Under Fire Commissioner Daniel Nigro, the FDNY has hired ex-felons, forgiven firefighters who tested positive for drugs, and kept his predecessor’s son on the job despite a history of racist Tweets and a recent bust for drunkenly defecating in a stranger’s yard.
The latest beneficiary of Nigro’s leniency is Clyde Phillips, 36, a former subway engineer. The FDNY hired him in 2014 despite the MTA’s finding that he took a “fraudulent” family leave to attend the Fire Academy.
Phillips was the lowest scoring of 282 “priority hires” a Brooklyn federal judge ruled had been passed over because of racial bias.
Phillips, who made $142,266 last year at Engine Co. 234 in Crown Heights, seemed to blow his second chance after getting arrested Jan. 18 for allegedly punching an ex-girlfriend in a midtown Duane Reade, which caught the attack on security video.
He survived. The FDNY suspended Phillips for 30 days after The Post reported his arrest.

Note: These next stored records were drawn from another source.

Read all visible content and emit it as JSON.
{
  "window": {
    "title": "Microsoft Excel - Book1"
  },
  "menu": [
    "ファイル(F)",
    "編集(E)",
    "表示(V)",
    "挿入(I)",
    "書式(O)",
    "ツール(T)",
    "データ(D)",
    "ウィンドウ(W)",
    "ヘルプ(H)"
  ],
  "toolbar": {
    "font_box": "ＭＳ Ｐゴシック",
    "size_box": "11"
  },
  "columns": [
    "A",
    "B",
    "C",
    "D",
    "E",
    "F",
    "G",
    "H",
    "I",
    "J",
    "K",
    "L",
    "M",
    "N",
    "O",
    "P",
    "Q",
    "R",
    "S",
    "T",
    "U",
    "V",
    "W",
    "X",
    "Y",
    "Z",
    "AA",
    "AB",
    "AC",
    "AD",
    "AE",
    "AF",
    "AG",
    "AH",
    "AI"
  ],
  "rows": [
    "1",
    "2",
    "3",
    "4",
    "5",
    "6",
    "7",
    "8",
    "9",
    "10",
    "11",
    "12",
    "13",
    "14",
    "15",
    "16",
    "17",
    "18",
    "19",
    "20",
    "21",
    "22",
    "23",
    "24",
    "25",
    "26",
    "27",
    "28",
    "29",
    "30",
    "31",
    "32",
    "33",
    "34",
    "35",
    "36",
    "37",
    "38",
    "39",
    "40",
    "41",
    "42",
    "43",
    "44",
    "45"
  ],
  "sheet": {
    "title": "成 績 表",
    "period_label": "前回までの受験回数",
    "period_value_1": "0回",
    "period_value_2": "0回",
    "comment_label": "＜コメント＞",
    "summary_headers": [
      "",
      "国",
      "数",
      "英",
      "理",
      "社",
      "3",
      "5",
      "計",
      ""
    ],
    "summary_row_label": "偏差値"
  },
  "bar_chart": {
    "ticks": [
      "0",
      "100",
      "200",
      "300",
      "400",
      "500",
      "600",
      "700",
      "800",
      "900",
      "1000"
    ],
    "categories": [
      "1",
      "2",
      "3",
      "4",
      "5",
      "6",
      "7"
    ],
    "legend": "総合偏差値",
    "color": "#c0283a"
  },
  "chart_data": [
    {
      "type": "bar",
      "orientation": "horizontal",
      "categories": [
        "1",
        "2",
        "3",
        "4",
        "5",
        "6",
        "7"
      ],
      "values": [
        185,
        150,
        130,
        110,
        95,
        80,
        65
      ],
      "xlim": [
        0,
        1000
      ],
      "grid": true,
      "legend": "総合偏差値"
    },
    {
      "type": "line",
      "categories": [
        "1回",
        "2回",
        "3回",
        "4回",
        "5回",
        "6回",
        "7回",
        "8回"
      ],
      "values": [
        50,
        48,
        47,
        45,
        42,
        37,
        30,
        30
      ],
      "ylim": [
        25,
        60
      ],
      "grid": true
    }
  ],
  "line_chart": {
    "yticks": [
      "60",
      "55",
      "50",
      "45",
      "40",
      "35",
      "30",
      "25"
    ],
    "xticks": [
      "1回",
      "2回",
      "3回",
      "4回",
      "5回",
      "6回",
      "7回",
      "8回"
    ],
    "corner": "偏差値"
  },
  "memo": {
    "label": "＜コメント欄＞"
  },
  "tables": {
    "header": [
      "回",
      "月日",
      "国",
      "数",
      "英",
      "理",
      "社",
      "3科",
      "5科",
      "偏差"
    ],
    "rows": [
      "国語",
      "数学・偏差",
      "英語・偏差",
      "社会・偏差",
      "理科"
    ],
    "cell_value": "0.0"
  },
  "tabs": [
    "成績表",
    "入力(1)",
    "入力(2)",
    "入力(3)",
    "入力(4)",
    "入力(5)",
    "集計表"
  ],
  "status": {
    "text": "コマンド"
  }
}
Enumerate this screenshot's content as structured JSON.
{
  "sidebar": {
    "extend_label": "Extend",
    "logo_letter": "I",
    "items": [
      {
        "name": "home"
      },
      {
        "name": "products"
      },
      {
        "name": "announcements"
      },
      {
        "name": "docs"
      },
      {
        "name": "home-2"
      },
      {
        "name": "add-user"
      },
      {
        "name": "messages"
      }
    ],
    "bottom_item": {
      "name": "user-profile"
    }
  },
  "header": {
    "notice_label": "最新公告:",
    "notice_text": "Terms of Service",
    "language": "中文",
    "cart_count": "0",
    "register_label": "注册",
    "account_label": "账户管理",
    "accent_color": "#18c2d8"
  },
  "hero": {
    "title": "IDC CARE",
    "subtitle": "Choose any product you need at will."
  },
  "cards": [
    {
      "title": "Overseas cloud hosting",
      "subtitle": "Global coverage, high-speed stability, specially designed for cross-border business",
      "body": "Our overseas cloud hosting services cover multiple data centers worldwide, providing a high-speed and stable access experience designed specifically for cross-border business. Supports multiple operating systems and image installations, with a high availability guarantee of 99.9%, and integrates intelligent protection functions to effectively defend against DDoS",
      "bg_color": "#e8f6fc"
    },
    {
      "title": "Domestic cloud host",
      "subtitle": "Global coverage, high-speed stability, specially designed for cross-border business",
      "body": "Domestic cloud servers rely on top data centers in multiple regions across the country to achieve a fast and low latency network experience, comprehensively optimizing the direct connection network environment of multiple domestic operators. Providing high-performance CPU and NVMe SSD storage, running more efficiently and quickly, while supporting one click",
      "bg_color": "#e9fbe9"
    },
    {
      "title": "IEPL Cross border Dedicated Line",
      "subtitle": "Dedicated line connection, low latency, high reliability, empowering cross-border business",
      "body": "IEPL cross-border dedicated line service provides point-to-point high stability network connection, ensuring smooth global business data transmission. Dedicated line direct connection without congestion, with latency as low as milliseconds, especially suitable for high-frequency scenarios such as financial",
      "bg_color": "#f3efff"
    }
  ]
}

He then pleaded guilty to 2nd-degree harassment, but in a deal with the Manhattan District Attorney’s office, it was downgraded to disorderly conduct once he completed an FDNY “anger management program,” officials said.

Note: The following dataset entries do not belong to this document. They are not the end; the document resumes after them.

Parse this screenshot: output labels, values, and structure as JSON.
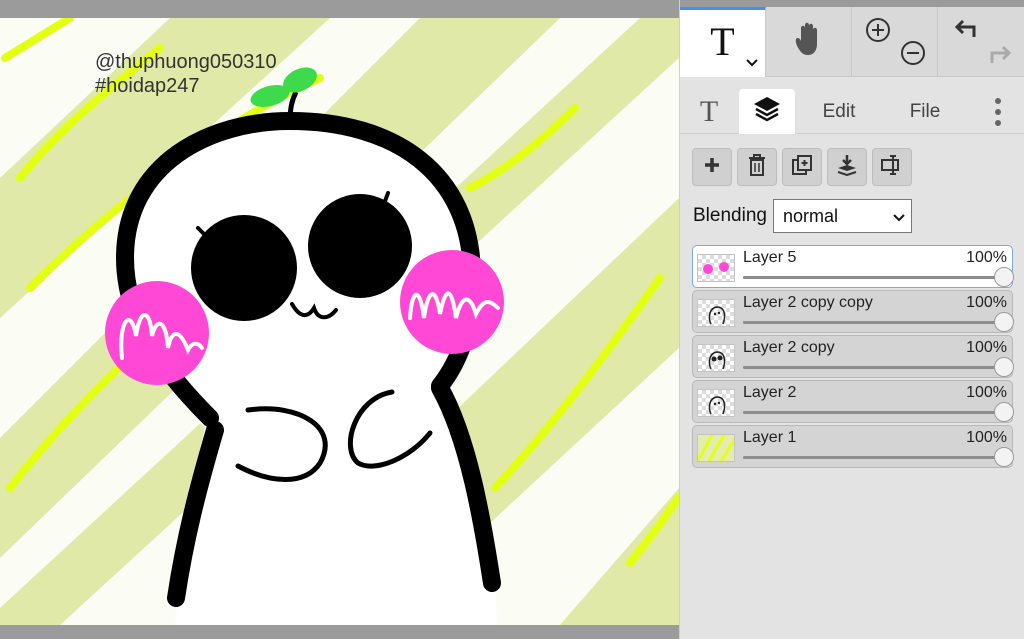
{
  "canvas": {
    "watermark_line1": "@thuphuong050310",
    "watermark_line2": "#hoidap247",
    "colors": {
      "background": "#ffffff",
      "wash": "#dde6a0",
      "highlighter": "#e2ff14",
      "blush": "#ff47d4",
      "sprout": "#39d94a",
      "ink": "#000000"
    }
  },
  "toolbar": {
    "text_tool_icon": "T",
    "text_tool_icon_name": "text-tool-icon",
    "hand_icon_name": "hand-icon",
    "zoom_in_icon_name": "zoom-in-icon",
    "zoom_out_icon_name": "zoom-out-icon",
    "undo_icon_name": "undo-icon",
    "redo_icon_name": "redo-icon"
  },
  "tabs": {
    "text_tab_label": "T",
    "layers_icon_name": "layers-icon",
    "edit_label": "Edit",
    "file_label": "File",
    "more_icon_name": "more-vertical-icon"
  },
  "layer_tools": [
    "add-icon",
    "trash-icon",
    "duplicate-icon",
    "merge-down-icon",
    "resize-icon"
  ],
  "blending": {
    "label": "Blending",
    "value": "normal"
  },
  "layers": [
    {
      "name": "Layer 5",
      "opacity": "100%",
      "opacity_value": 1.0,
      "active": true,
      "thumb": "blush"
    },
    {
      "name": "Layer 2 copy copy",
      "opacity": "100%",
      "opacity_value": 1.0,
      "active": false,
      "thumb": "face"
    },
    {
      "name": "Layer 2 copy",
      "opacity": "100%",
      "opacity_value": 1.0,
      "active": false,
      "thumb": "face-eyes"
    },
    {
      "name": "Layer 2",
      "opacity": "100%",
      "opacity_value": 1.0,
      "active": false,
      "thumb": "face"
    },
    {
      "name": "Layer 1",
      "opacity": "100%",
      "opacity_value": 1.0,
      "active": false,
      "thumb": "stripes"
    }
  ]
}
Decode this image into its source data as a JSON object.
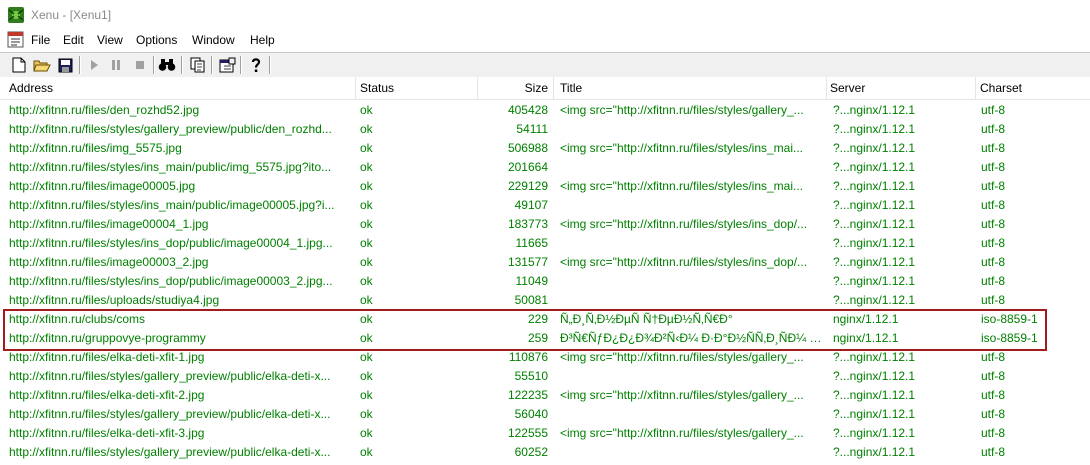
{
  "window": {
    "title": "Xenu - [Xenu1]"
  },
  "menu": [
    "File",
    "Edit",
    "View",
    "Options",
    "Window",
    "Help"
  ],
  "toolbar": {
    "buttons": [
      "new-document",
      "open-folder",
      "save",
      "play",
      "pause",
      "stop",
      "find-binoculars",
      "copy",
      "properties",
      "help"
    ]
  },
  "columns": {
    "address": "Address",
    "status": "Status",
    "size": "Size",
    "title": "Title",
    "server": "Server",
    "charset": "Charset"
  },
  "rows": [
    {
      "address": "http://xfitnn.ru/files/den_rozhd52.jpg",
      "status": "ok",
      "size": "405428",
      "title": "<img src=\"http://xfitnn.ru/files/styles/gallery_...",
      "server": "?...nginx/1.12.1",
      "charset": "utf-8"
    },
    {
      "address": "http://xfitnn.ru/files/styles/gallery_preview/public/den_rozhd...",
      "status": "ok",
      "size": "54111",
      "title": "",
      "server": "?...nginx/1.12.1",
      "charset": "utf-8"
    },
    {
      "address": "http://xfitnn.ru/files/img_5575.jpg",
      "status": "ok",
      "size": "506988",
      "title": "<img src=\"http://xfitnn.ru/files/styles/ins_mai...",
      "server": "?...nginx/1.12.1",
      "charset": "utf-8"
    },
    {
      "address": "http://xfitnn.ru/files/styles/ins_main/public/img_5575.jpg?ito...",
      "status": "ok",
      "size": "201664",
      "title": "",
      "server": "?...nginx/1.12.1",
      "charset": "utf-8"
    },
    {
      "address": "http://xfitnn.ru/files/image00005.jpg",
      "status": "ok",
      "size": "229129",
      "title": "<img src=\"http://xfitnn.ru/files/styles/ins_mai...",
      "server": "?...nginx/1.12.1",
      "charset": "utf-8"
    },
    {
      "address": "http://xfitnn.ru/files/styles/ins_main/public/image00005.jpg?i...",
      "status": "ok",
      "size": "49107",
      "title": "",
      "server": "?...nginx/1.12.1",
      "charset": "utf-8"
    },
    {
      "address": "http://xfitnn.ru/files/image00004_1.jpg",
      "status": "ok",
      "size": "183773",
      "title": "<img src=\"http://xfitnn.ru/files/styles/ins_dop/...",
      "server": "?...nginx/1.12.1",
      "charset": "utf-8"
    },
    {
      "address": "http://xfitnn.ru/files/styles/ins_dop/public/image00004_1.jpg...",
      "status": "ok",
      "size": "11665",
      "title": "",
      "server": "?...nginx/1.12.1",
      "charset": "utf-8"
    },
    {
      "address": "http://xfitnn.ru/files/image00003_2.jpg",
      "status": "ok",
      "size": "131577",
      "title": "<img src=\"http://xfitnn.ru/files/styles/ins_dop/...",
      "server": "?...nginx/1.12.1",
      "charset": "utf-8"
    },
    {
      "address": "http://xfitnn.ru/files/styles/ins_dop/public/image00003_2.jpg...",
      "status": "ok",
      "size": "11049",
      "title": "",
      "server": "?...nginx/1.12.1",
      "charset": "utf-8"
    },
    {
      "address": "http://xfitnn.ru/files/uploads/studiya4.jpg",
      "status": "ok",
      "size": "50081",
      "title": "",
      "server": "?...nginx/1.12.1",
      "charset": "utf-8"
    },
    {
      "address": "http://xfitnn.ru/clubs/coms",
      "status": "ok",
      "size": "229",
      "title": "Ñ„Ð¸Ñ‚Ð½ÐµÑ Ñ†ÐµÐ½Ñ‚Ñ€Ð°",
      "server": "nginx/1.12.1",
      "charset": "iso-8859-1"
    },
    {
      "address": "http://xfitnn.ru/gruppovye-programmy",
      "status": "ok",
      "size": "259",
      "title": "Ð³Ñ€ÑƒÐ¿Ð¿Ð¾Ð²Ñ‹Ð¼ Ð·Ð°Ð½ÑÑ‚Ð¸ÑÐ¼ Ñ...",
      "server": "nginx/1.12.1",
      "charset": "iso-8859-1"
    },
    {
      "address": "http://xfitnn.ru/files/elka-deti-xfit-1.jpg",
      "status": "ok",
      "size": "110876",
      "title": "<img src=\"http://xfitnn.ru/files/styles/gallery_...",
      "server": "?...nginx/1.12.1",
      "charset": "utf-8"
    },
    {
      "address": "http://xfitnn.ru/files/styles/gallery_preview/public/elka-deti-x...",
      "status": "ok",
      "size": "55510",
      "title": "",
      "server": "?...nginx/1.12.1",
      "charset": "utf-8"
    },
    {
      "address": "http://xfitnn.ru/files/elka-deti-xfit-2.jpg",
      "status": "ok",
      "size": "122235",
      "title": "<img src=\"http://xfitnn.ru/files/styles/gallery_...",
      "server": "?...nginx/1.12.1",
      "charset": "utf-8"
    },
    {
      "address": "http://xfitnn.ru/files/styles/gallery_preview/public/elka-deti-x...",
      "status": "ok",
      "size": "56040",
      "title": "",
      "server": "?...nginx/1.12.1",
      "charset": "utf-8"
    },
    {
      "address": "http://xfitnn.ru/files/elka-deti-xfit-3.jpg",
      "status": "ok",
      "size": "122555",
      "title": "<img src=\"http://xfitnn.ru/files/styles/gallery_...",
      "server": "?...nginx/1.12.1",
      "charset": "utf-8"
    },
    {
      "address": "http://xfitnn.ru/files/styles/gallery_preview/public/elka-deti-x...",
      "status": "ok",
      "size": "60252",
      "title": "",
      "server": "?...nginx/1.12.1",
      "charset": "utf-8"
    }
  ],
  "colors": {
    "ok_text": "#008000",
    "highlight_border": "#a31b1b"
  }
}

Now another ex, Farah Simon, has revealed that Phillips was arrested months before the Duane Reade assault.
A criminal complaint filed last November in Union County, N.J., Superior Court charges Phillips with assault and criminal mischief for “choking her … pushing her head against a wall and shoving her to the ground.” He also broke an air-conditioning unit and Simon’s iPhone, the complaint said.
The FDNY says it did not suspend Phillips after that arrest.
Simon later dropped the charges when Phillips “begged and pleaded, because he’s got kids, he’s got a career,” she told The Post.
“That was my mistake. As soon as it was dropped, he went back to his old ways.”
She’s raising the arrest now — and a prior incident in which Phillips allegedly “strangled” her and punched a hole in a TV screen — in seeking a permanent order of protection against Phillips.
“I am very fearful for myself. I have to look over my shoulder because of this situation,” she said.
Simon said she lived with Phillips for a year in Union, NJ — although city firefighters must reside in the city’s five boroughs or six surrounding New York counties. Records show both their names on the lease.
On July 27, a New Jersey judge granted Simon a temporary restraining order against Phillips pending a hearing this week.
In her complaint, Simon said Phillips repeatedly called her workplace. When she did not answer, “his girlfriend” left a message warning, “If you don’t talk to him, (there) will be consequences.”
Then Phillips, she states, contacted child-welfare authorities with “false allegations” that Simon was neglecting her child.
When The Post asked Phillips about Simon’s case, he hung up.